Politics

Martin O’Malley Calls For Racial Bias Training For Police In New Criminal Justice Plan

Chuck Ross Investigative Reporter
Font Size:

Maryland Gov. Martin O’Malley unveiled a new criminal justice reform plan Friday, in a release timed to coordinate with his appearance at the National Urban League’s annual conference in Fort Lauderdale.

In a nine-page plan, O’Malley, the former mayor of Baltimore and former governor of Maryland, is calling for a number of initiatives that are sure to please the progressive wing of the Democratic party. Among those is legislation to require racial bias training for police, the establishment of a national use of force standard for police, an expansion of civilian review boards, and the lowering of the standard required to bring civil rights cases.

In introducing the plan on Friday, O’Malley highlighted his stint as mayor of Baltimore from 1999 to 2007. Calling the early period of his mayoral stint the “turnaround years,” O’Malley recalled that “every year we buried 300 young black men who died violent deaths on our streets.”

“And black lives matter,” he added, in what was likely a make-up for saying at Netroots Nation earlier this month that “black lives matter, white lives matter, all lives matter.” Activists in the audience at that progressive conference shouted O’Malley down and forced him to apologize for not prioritizing black lives.

O’Malley has also been criticized for his record as mayor of Baltimore. While violent crime did decrease in Baltimore — as it did throughout the U.S. — O’Malley enacted some policies aimed at curbing drug dealing which led to more arrests, mostly of young black men.

In his new plan, O’Malley says he wants to enact “legislation to require law enforcement agencies to report data on all police-involved shootings, custodial deaths, discourtesy complaints, and use of excessive force.” The data would be centralized and made publicly available, O’Malley’s plan states.

He will also support legislation that requires states to comply with federal use of force guidelines. Police officers would also be forced to undergo “racial bias training and crisis de-escalation training.”

O’Malley’s plan also mentions Trayvon Martin, Michael Brown and Eric Garner and laments the high bar required to prosecute federal civil rights crimes with the Justice Department. In the case of Martin, the Justice Department found no cause to file federal charges against his killer, George Zimmerman.
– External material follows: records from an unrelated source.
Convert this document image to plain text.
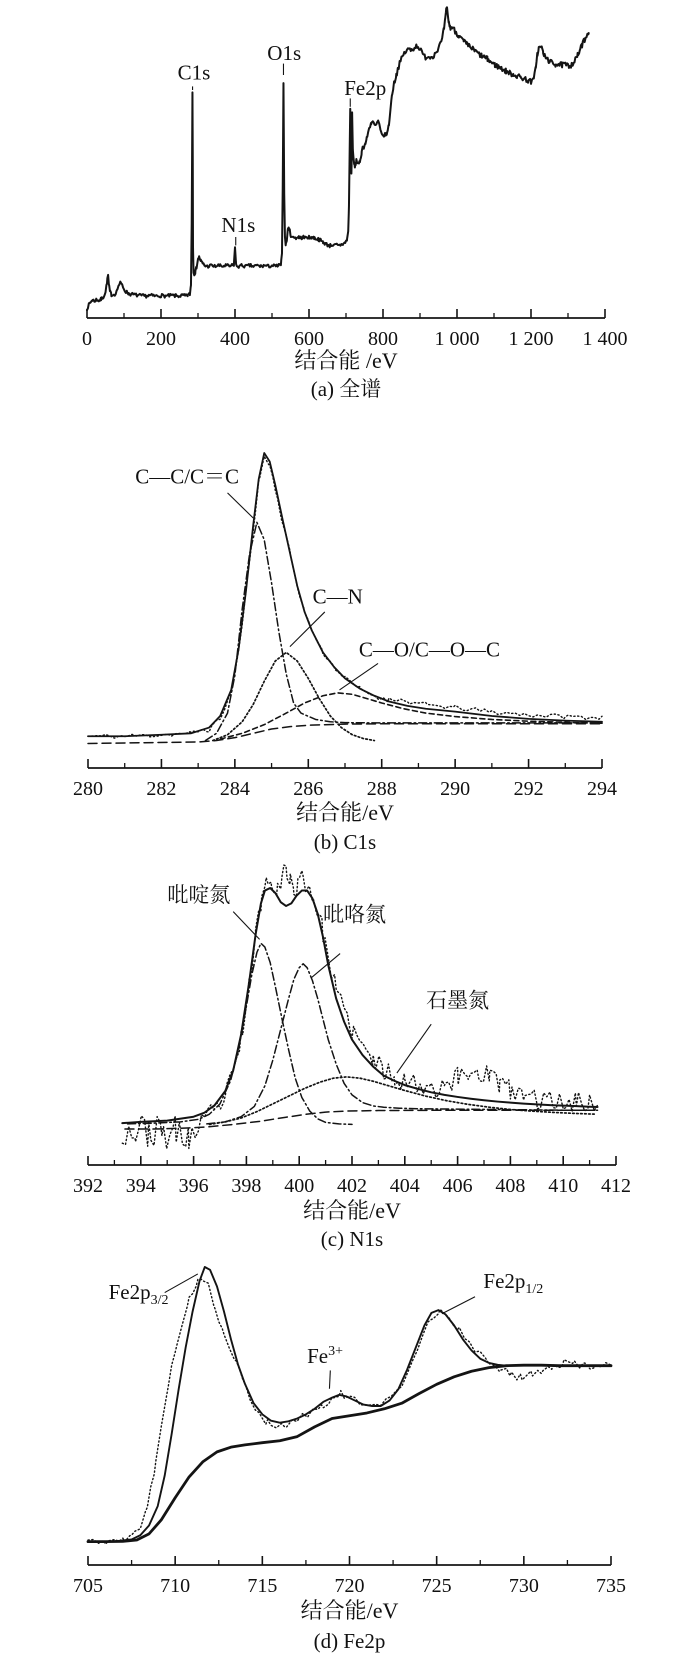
0	200 400 600 800 1 000 1 200 1 400
C1s
N1s
O1s
Fe2p
结合能 /eV
(a) 全谱
280 282 284 286 288 290 292 294
C—C/C＝C
C—N
C—O/C—O—C
结合能/eV
(b) C1s
392 394 396 398 400 402 404 406 408 410 412
吡啶氮
吡咯氮
石墨氮
结合能/eV
(c) N1s
705	710	715	720	725	730	735
$Fe2p_{3/2}$
$Fe^{3+}$
$Fe2p_{1/2}$
结合能/eV
(d) Fe2p
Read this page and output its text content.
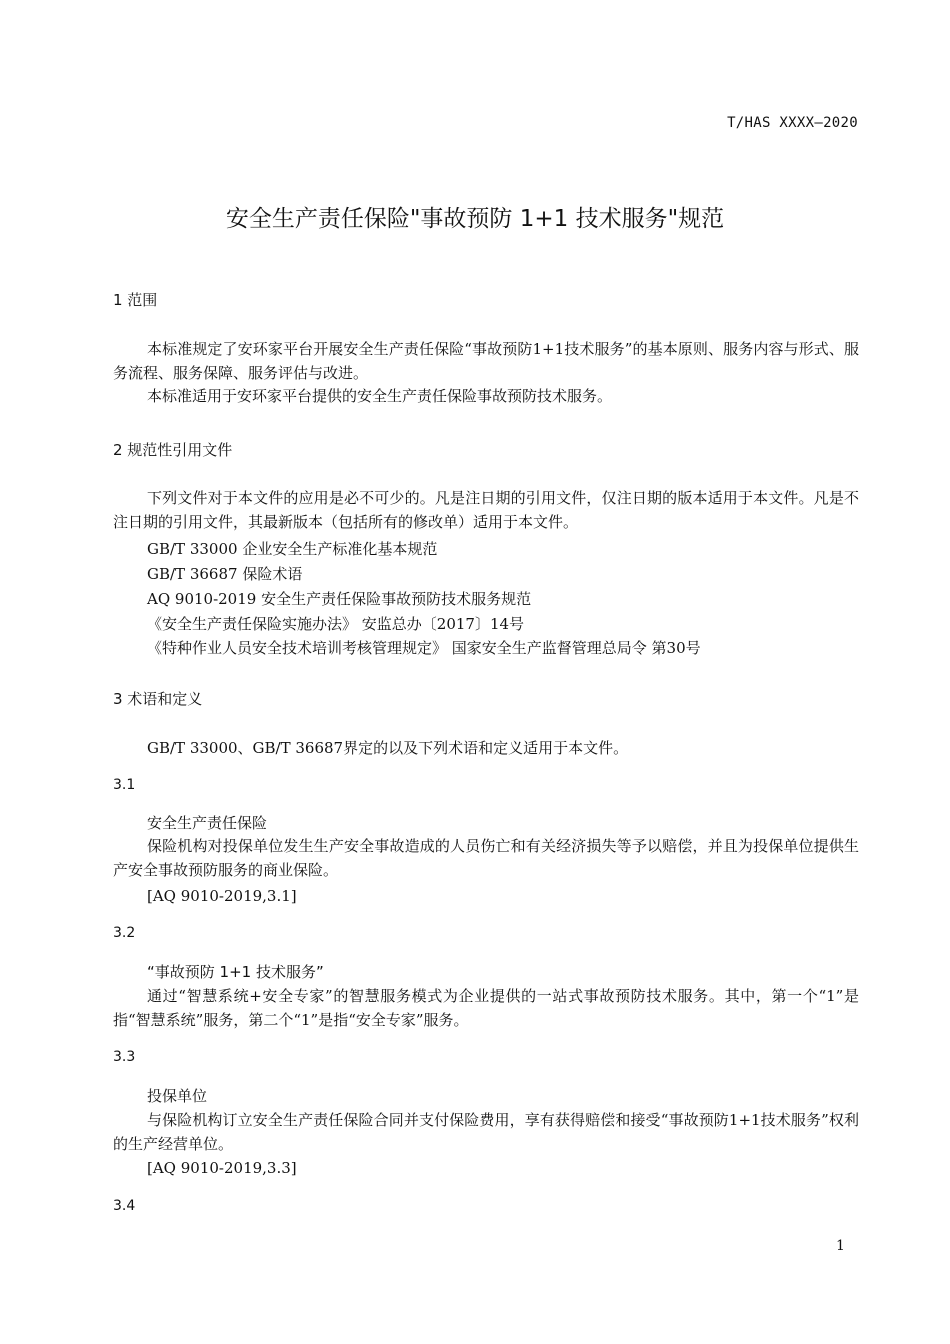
T/HAS XXXX—2020
安全生产责任保险"事故预防 1+1 技术服务"规范
1 范围
本标准规定了安环家平台开展安全生产责任保险“事故预防1+1技术服务”的基本原则、服务内容与形式、服务流程、服务保障、服务评估与改进。
本标准适用于安环家平台提供的安全生产责任保险事故预防技术服务。
2 规范性引用文件
下列文件对于本文件的应用是必不可少的。凡是注日期的引用文件，仅注日期的版本适用于本文件。凡是不注日期的引用文件，其最新版本（包括所有的修改单）适用于本文件。
GB/T 33000 企业安全生产标准化基本规范
GB/T 36687 保险术语
AQ 9010-2019 安全生产责任保险事故预防技术服务规范
《安全生产责任保险实施办法》 安监总办〔2017〕14号
《特种作业人员安全技术培训考核管理规定》 国家安全生产监督管理总局令 第30号
3 术语和定义
GB/T 33000、GB/T 36687界定的以及下列术语和定义适用于本文件。
3.1
安全生产责任保险
保险机构对投保单位发生生产安全事故造成的人员伤亡和有关经济损失等予以赔偿，并且为投保单位提供生产安全事故预防服务的商业保险。
[AQ 9010-2019,3.1]
3.2
“事故预防 1+1 技术服务”
通过“智慧系统+安全专家”的智慧服务模式为企业提供的一站式事故预防技术服务。其中，第一个“1”是指“智慧系统”服务，第二个“1”是指“安全专家”服务。
3.3
投保单位
与保险机构订立安全生产责任保险合同并支付保险费用，享有获得赔偿和接受“事故预防1+1技术服务”权利的生产经营单位。
[AQ 9010-2019,3.3]
3.4
1
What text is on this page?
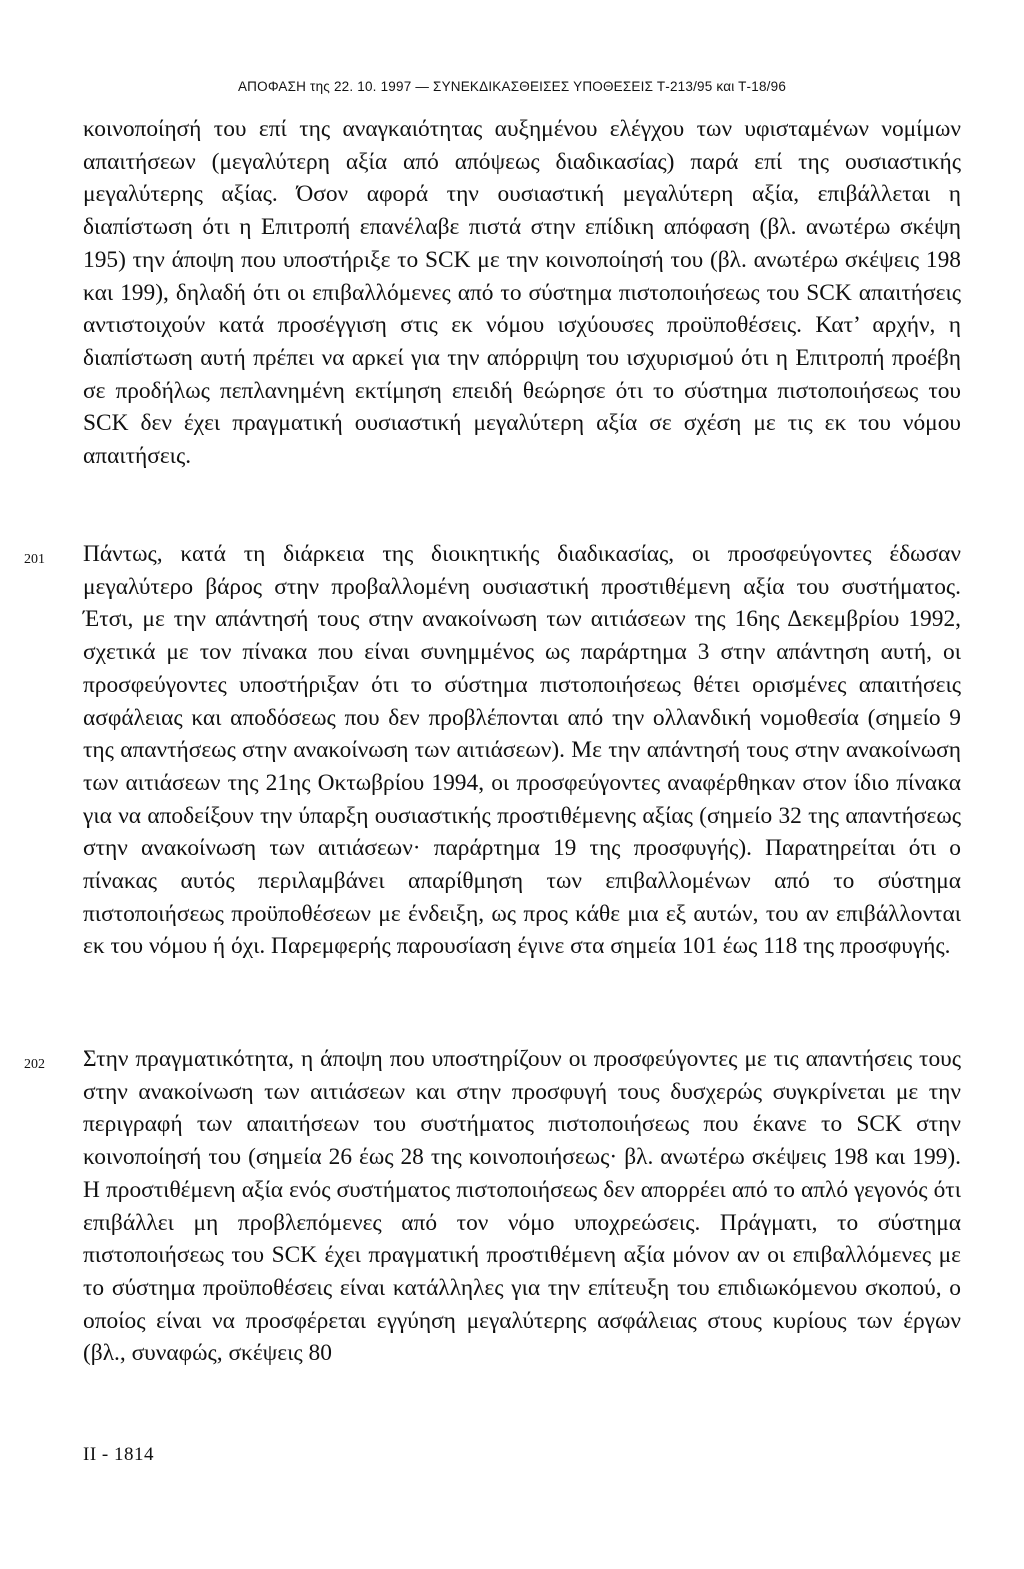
ΑΠΟΦΑΣΗ της 22. 10. 1997 — ΣΥΝΕΚΔΙΚΑΣΘΕΙΣΕΣ ΥΠΟΘΕΣΕΙΣ Τ-213/95 και Τ-18/96

κοινοποίησή του επί της αναγκαιότητας αυξημένου ελέγχου των υφισταμένων νομίμων απαιτήσεων (μεγαλύτερη αξία από απόψεως διαδικασίας) παρά επί της ουσιαστικής μεγαλύτερης αξίας. Όσον αφορά την ουσιαστική μεγαλύτερη αξία, επιβάλλεται η διαπίστωση ότι η Επιτροπή επανέλαβε πιστά στην επίδικη απόφαση (βλ. ανωτέρω σκέψη 195) την άποψη που υποστήριξε το SCK με την κοινοποίησή του (βλ. ανωτέρω σκέψεις 198 και 199), δηλαδή ότι οι επιβαλλόμενες από το σύστημα πιστοποιήσεως του SCK απαιτήσεις αντιστοιχούν κατά προσέγγιση στις εκ νόμου ισχύουσες προϋποθέσεις. Κατ’ αρχήν, η διαπίστωση αυτή πρέπει να αρκεί για την απόρριψη του ισχυρισμού ότι η Επιτροπή προέβη σε προδήλως πεπλανημένη εκτίμηση επειδή θεώρησε ότι το σύστημα πιστοποιήσεως του SCK δεν έχει πραγματική ουσιαστική μεγαλύτερη αξία σε σχέση με τις εκ του νόμου απαιτήσεις.

201 Πάντως, κατά τη διάρκεια της διοικητικής διαδικασίας, οι προσφεύγοντες έδωσαν μεγαλύτερο βάρος στην προβαλλομένη ουσιαστική προστιθέμενη αξία του συστήματος. Έτσι, με την απάντησή τους στην ανακοίνωση των αιτιάσεων της 16ης Δεκεμβρίου 1992, σχετικά με τον πίνακα που είναι συνημμένος ως παράρτημα 3 στην απάντηση αυτή, οι προσφεύγοντες υποστήριξαν ότι το σύστημα πιστοποιήσεως θέτει ορισμένες απαιτήσεις ασφάλειας και αποδόσεως που δεν προβλέπονται από την ολλανδική νομοθεσία (σημείο 9 της απαντήσεως στην ανακοίνωση των αιτιάσεων). Με την απάντησή τους στην ανακοίνωση των αιτιάσεων της 21ης Οκτωβρίου 1994, οι προσφεύγοντες αναφέρθηκαν στον ίδιο πίνακα για να αποδείξουν την ύπαρξη ουσιαστικής προστιθέμενης αξίας (σημείο 32 της απαντήσεως στην ανακοίνωση των αιτιάσεων· παράρτημα 19 της προσφυγής). Παρατηρείται ότι ο πίνακας αυτός περιλαμβάνει απαρίθμηση των επιβαλλομένων από το σύστημα πιστοποιήσεως προϋποθέσεων με ένδειξη, ως προς κάθε μια εξ αυτών, του αν επιβάλλονται εκ του νόμου ή όχι. Παρεμφερής παρουσίαση έγινε στα σημεία 101 έως 118 της προσφυγής.

202 Στην πραγματικότητα, η άποψη που υποστηρίζουν οι προσφεύγοντες με τις απαντήσεις τους στην ανακοίνωση των αιτιάσεων και στην προσφυγή τους δυσχερώς συγκρίνεται με την περιγραφή των απαιτήσεων του συστήματος πιστοποιήσεως που έκανε το SCK στην κοινοποίησή του (σημεία 26 έως 28 της κοινοποιήσεως· βλ. ανωτέρω σκέψεις 198 και 199). Η προστιθέμενη αξία ενός συστήματος πιστοποιήσεως δεν απορρέει από το απλό γεγονός ότι επιβάλλει μη προβλεπόμενες από τον νόμο υποχρεώσεις. Πράγματι, το σύστημα πιστοποιήσεως του SCK έχει πραγματική προστιθέμενη αξία μόνον αν οι επιβαλλόμενες με το σύστημα προϋποθέσεις είναι κατάλληλες για την επίτευξη του επιδιωκόμενου σκοπού, ο οποίος είναι να προσφέρεται εγγύηση μεγαλύτερης ασφάλειας στους κυρίους των έργων (βλ., συναφώς, σκέψεις 80

II - 1814
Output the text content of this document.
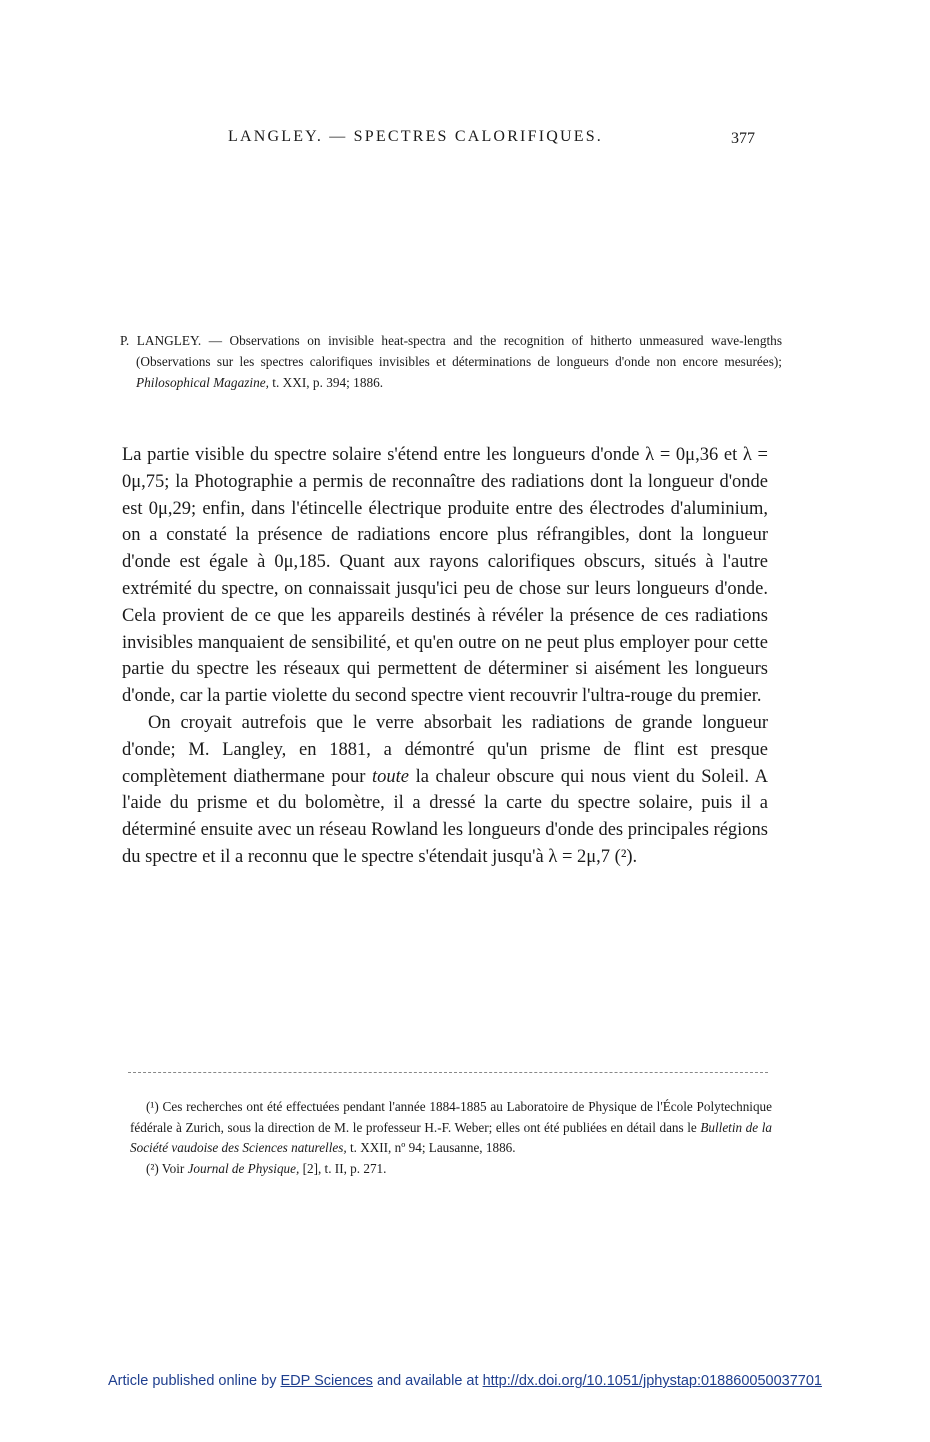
LANGLEY. — SPECTRES CALORIFIQUES.	377
P. LANGLEY. — Observations on invisible heat-spectra and the recognition of hitherto unmeasured wave-lengths (Observations sur les spectres calorifiques invisibles et déterminations de longueurs d'onde non encore mesurées); Philosophical Magazine, t. XXI, p. 394; 1886.

La partie visible du spectre solaire s'étend entre les longueurs d'onde λ = 0μ,36 et λ = 0μ,75; la Photographie a permis de reconnaître des radiations dont la longueur d'onde est 0μ,29; enfin, dans l'étincelle électrique produite entre des électrodes d'aluminium, on a constaté la présence de radiations encore plus réfrangibles, dont la longueur d'onde est égale à 0μ,185. Quant aux rayons calorifiques obscurs, situés à l'autre extrémité du spectre, on connaissait jusqu'ici peu de chose sur leurs longueurs d'onde. Cela provient de ce que les appareils destinés à révéler la présence de ces radiations invisibles manquaient de sensibilité, et qu'en outre on ne peut plus employer pour cette partie du spectre les réseaux qui permettent de déterminer si aisément les longueurs d'onde, car la partie violette du second spectre vient recouvrir l'ultra-rouge du premier.

On croyait autrefois que le verre absorbait les radiations de grande longueur d'onde; M. Langley, en 1881, a démontré qu'un prisme de flint est presque complètement diathermane pour toute la chaleur obscure qui nous vient du Soleil. A l'aide du prisme et du bolomètre, il a dressé la carte du spectre solaire, puis il a déterminé ensuite avec un réseau Rowland les longueurs d'onde des principales régions du spectre et il a reconnu que le spectre s'étendait jusqu'à λ = 2μ,7 (²).

(¹) Ces recherches ont été effectuées pendant l'année 1884-1885 au Laboratoire de Physique de l'École Polytechnique fédérale à Zurich, sous la direction de M. le professeur H.-F. Weber; elles ont été publiées en détail dans le Bulletin de la Société vaudoise des Sciences naturelles, t. XXII, nº 94; Lausanne, 1886.

(²) Voir Journal de Physique, [2], t. II, p. 271.

Article published online by EDP Sciences and available at http://dx.doi.org/10.1051/jphystap:018860050037701
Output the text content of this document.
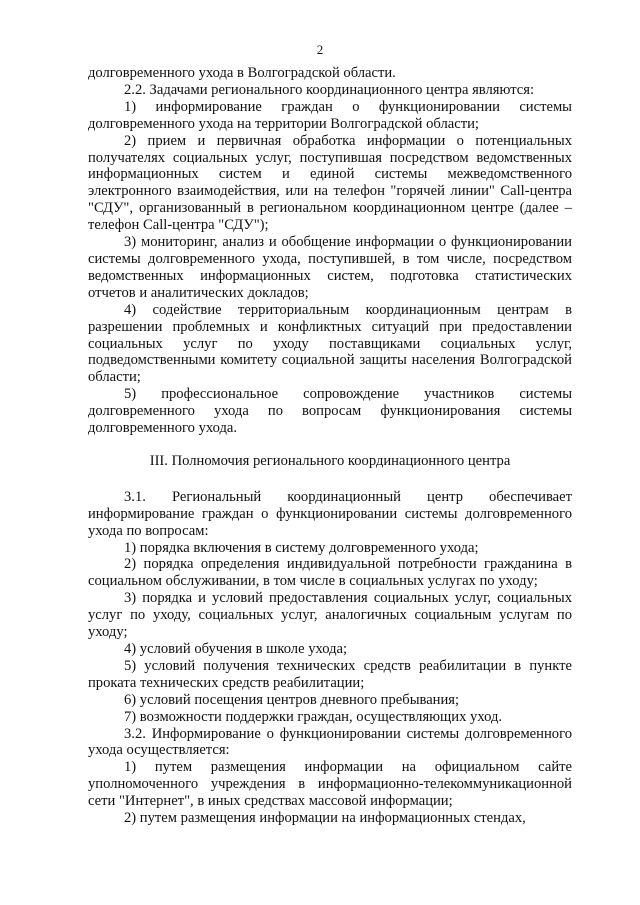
2

долговременного ухода в Волгоградской области.

2.2. Задачами регионального координационного центра являются:

1) информирование граждан о функционировании системы долговременного ухода на территории Волгоградской области;

2) прием и первичная обработка информации о потенциальных получателях социальных услуг, поступившая посредством ведомственных информационных систем и единой системы межведомственного электронного взаимодействия, или на телефон "горячей линии" Call-центра "СДУ", организованный в региональном координационном центре (далее – телефон Call-центра "СДУ");

3) мониторинг, анализ и обобщение информации о функционировании системы долговременного ухода, поступившей, в том числе, посредством ведомственных информационных систем, подготовка статистических отчетов и аналитических докладов;

4) содействие территориальным координационным центрам в разрешении проблемных и конфликтных ситуаций при предоставлении социальных услуг по уходу поставщиками социальных услуг, подведомственными комитету социальной защиты населения Волгоградской области;

5) профессиональное сопровождение участников системы долговременного ухода по вопросам функционирования системы долговременного ухода.

III. Полномочия регионального координационного центра

3.1. Региональный координационный центр обеспечивает информирование граждан о функционировании системы долговременного ухода по вопросам:

1) порядка включения в систему долговременного ухода;

2) порядка определения индивидуальной потребности гражданина в социальном обслуживании, в том числе в социальных услугах по уходу;

3) порядка и условий предоставления социальных услуг, социальных услуг по уходу, социальных услуг, аналогичных социальным услугам по уходу;

4) условий обучения в школе ухода;

5) условий получения технических средств реабилитации в пункте проката технических средств реабилитации;

6) условий посещения центров дневного пребывания;

7) возможности поддержки граждан, осуществляющих уход.

3.2. Информирование о функционировании системы долговременного ухода осуществляется:

1) путем размещения информации на официальном сайте уполномоченного учреждения в информационно-телекоммуникационной сети "Интернет", в иных средствах массовой информации;

2) путем размещения информации на информационных стендах,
The Justice Department also found no evidence to support federal charges against Darren Wilson, the Ferguson, Mo. police officer who fatally shot Brown. A federal probe of Garner’s death at the hands of a Staten Island cop is still pending.

“O’Malley would call on Congress to revise this standard so that the federal government can act as an effective backstop for ensuring justice,” the plan states.

O’Malley’s call to action also includes reforms that have gained traction not just with progressives but with many on the right. He wants to enact civil asset forfeiture reform, eliminate sentencing disparities between cocaine and crack, and declassify marijuana as a Schedule I drug. He’s also calling for the end of the death penalty and the elimination of mandatory-minimum sentences for low-level drug offenses.

The plan also calls for the restoration of voting rights for felons.

Immigration also finds a way into O’Malley’s proposal.

He wants to end Operation Streamline, a Department of Homeland Security initiative that was started in 2005 to speed up removal proceedings for recent border-crosses and aliens accused of illegal re-entry.

And as he did in the aftermath of Kate Steinle’s death at the hands of Juan Francisco Lopez-Sanchez, a five times-deported illegal alien, O’Malley reiterated his support for sanctuary city policies which allow local law enforcement agencies to ignore federal immigration policy.